= Coordination sequence =

Count of crystal nodes by distance

In crystallography and graph theory, the coordination sequence of a vertex $v$ is an integer sequence that counts how many vertices are at each possible distance from $v$. That is, it is a sequence
$$n_0, n_1, n_2,\dots$$
where each $n_i$ is the number of vertices that are $i$ steps away from $v$. If the graph is vertex-transitive, then the sequence is an invariant of the graph that does not depend on the specific choice of $v$. Coordination sequences can also be defined for sphere packings, by using either the contact graph of the spheres or the Delaunay triangulation of their centers, but these two choices may give rise to different sequences.

A square grid, shaded by distance from the central blue point. The number of grid points at distance exactly i (for any positive i) is 4i, so the coordination sequence of the grid is the sequence of multiples of four, modified to start with one instead of zero.

As an example, in a square grid, for each positive integer $i$, there are $4i$ grid points that are $i$ steps away from the origin.

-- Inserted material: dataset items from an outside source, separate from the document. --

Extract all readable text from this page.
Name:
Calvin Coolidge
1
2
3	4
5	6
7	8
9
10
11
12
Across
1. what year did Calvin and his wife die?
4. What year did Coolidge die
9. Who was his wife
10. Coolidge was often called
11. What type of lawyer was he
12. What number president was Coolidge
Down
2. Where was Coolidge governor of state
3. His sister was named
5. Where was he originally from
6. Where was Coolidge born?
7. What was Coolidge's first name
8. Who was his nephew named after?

Therefore, the coordination sequence of the square grid is the sequence
$$1,4,8,12,16,20,\dots\ .$$
in which, except for the initial value of one, each number is a multiple of four.

The concept was proposed by Georg O. Brunner and Fritz Laves and later developed by Michael O'Keefe. The coordination sequences of many low-dimensional lattices and uniform tilings are known.

The coordination sequences of periodic structures are known to be quasi-polynomial.